Alpha Kappa Alpha has only four members, but its president said the sorority is hoping to expand its membership during this week’s Fall into Skee Week.LaMonique Flournoy, AKA president, said about 15 students have attended this week’s events including a financial planning session, kickboxing class and movie night.
Flournoy said the purpose of Fall into Skee Week is to educate students on the five targets of the AKA national program: health, education, black family, the arts and economic development.
“I think it’s important to give us the opportunity to interact with the TCU community as well as enlighten and entertain students on things that concern them the most,” said Flournoy, a senior early childhood education major.
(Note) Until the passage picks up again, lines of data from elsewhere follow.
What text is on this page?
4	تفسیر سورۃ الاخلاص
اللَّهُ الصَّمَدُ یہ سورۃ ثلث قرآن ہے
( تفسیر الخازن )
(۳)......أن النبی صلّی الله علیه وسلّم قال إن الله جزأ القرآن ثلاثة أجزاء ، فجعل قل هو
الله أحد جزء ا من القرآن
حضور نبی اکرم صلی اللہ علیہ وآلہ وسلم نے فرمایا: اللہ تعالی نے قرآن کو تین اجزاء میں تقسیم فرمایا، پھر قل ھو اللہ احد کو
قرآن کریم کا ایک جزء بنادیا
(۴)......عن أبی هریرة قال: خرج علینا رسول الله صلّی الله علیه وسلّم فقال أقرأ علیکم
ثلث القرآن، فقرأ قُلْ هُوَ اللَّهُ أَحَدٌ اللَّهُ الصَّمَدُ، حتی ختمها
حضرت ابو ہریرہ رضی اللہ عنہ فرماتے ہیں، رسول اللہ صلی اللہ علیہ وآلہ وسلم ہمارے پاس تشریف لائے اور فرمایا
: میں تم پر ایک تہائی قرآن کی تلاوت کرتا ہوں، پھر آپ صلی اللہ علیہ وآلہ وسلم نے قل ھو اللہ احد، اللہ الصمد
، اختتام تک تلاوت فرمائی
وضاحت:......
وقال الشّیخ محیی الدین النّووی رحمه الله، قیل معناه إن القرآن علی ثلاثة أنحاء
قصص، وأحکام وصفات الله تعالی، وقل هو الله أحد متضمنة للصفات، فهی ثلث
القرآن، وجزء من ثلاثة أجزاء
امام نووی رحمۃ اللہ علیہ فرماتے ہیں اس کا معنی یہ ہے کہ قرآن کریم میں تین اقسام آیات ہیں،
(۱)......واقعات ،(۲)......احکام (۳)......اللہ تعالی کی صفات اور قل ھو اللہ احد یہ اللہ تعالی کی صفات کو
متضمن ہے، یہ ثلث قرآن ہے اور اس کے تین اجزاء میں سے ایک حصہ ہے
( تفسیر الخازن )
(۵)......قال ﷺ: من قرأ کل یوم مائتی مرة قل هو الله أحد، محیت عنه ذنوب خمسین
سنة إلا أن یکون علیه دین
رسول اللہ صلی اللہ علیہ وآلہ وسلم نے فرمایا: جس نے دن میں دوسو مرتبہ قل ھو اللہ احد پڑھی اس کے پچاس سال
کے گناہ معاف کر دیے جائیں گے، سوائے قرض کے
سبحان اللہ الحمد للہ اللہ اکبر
Fall into Skee Week, named after AKA’s signature call “skee”, which is used to recognize fellow members on campus, will end Saturday when AKA members volunteer at the Fort Worth Kidney Walk.
Flournoy said the women will help set up for the race at 6:40 a.m. at the Fort Worth Botanic Garden and is open to anyone who wishes to help set up for the race.
The sorority members kicked off Skee Week at the Christian Outreach Center on Sunday, which Rebekah Brooks, a senior nursing major, said allowed the women to have fellowship with other members, Flournoy said. AKA also invited two Bank of America representatives to discuss financial planning with the sorority Monday in an effort to promote economic development, she said.
AKA focused on health Tuesday by welcoming an instructor from Larry North to teach a kickboxing lesson, Flournoy said.
The sorority read to first- and second-graders at Starpoint School, a school for 6- to 11-year-old students with learning disabilities, on Thursday morning to encourage education, Flournoy said. The women adopted the Ivy Reading Academy event from AKA’s graduate chapters both nationally and internationally, she said.
Flournoy said students are invited to join AKA for “Soul Searching” on Sadler Lawn at 6 p.m. today as they read from “Chicken Soup for the College Women’s Soul.”
“AKA always holds events about interesting things that can be useful in the future like the financial planning night,” she said. “It was very informative. I found out how to keep my credit on the right track.”
Yvonne Watkins, vice president of AKA, said the activities have helped sorority members meet other women on campus. Before Watkins was a member of the sorority, she said, she learned about AKA during Skee Week.
Rebekah Brooks, a senior nursing major, is not a member of AKA, but said she participated in this week’s events because she felt welcomed by the sorority.
Now, Brooks said, she is considering membership.
“This week has given me the opportunity to meet the ladies and to see if joining is something I want to do,” Brooks said. “And so far, I haven’t been disappointed.”
AKA adviser Diedra Turner said AKA was the first black Greek organization and was founded in 1908 at Howard University. The sorority has had a chapter at TCU for 30 years. Although AKA is still a social organization, its main focus is service, she said.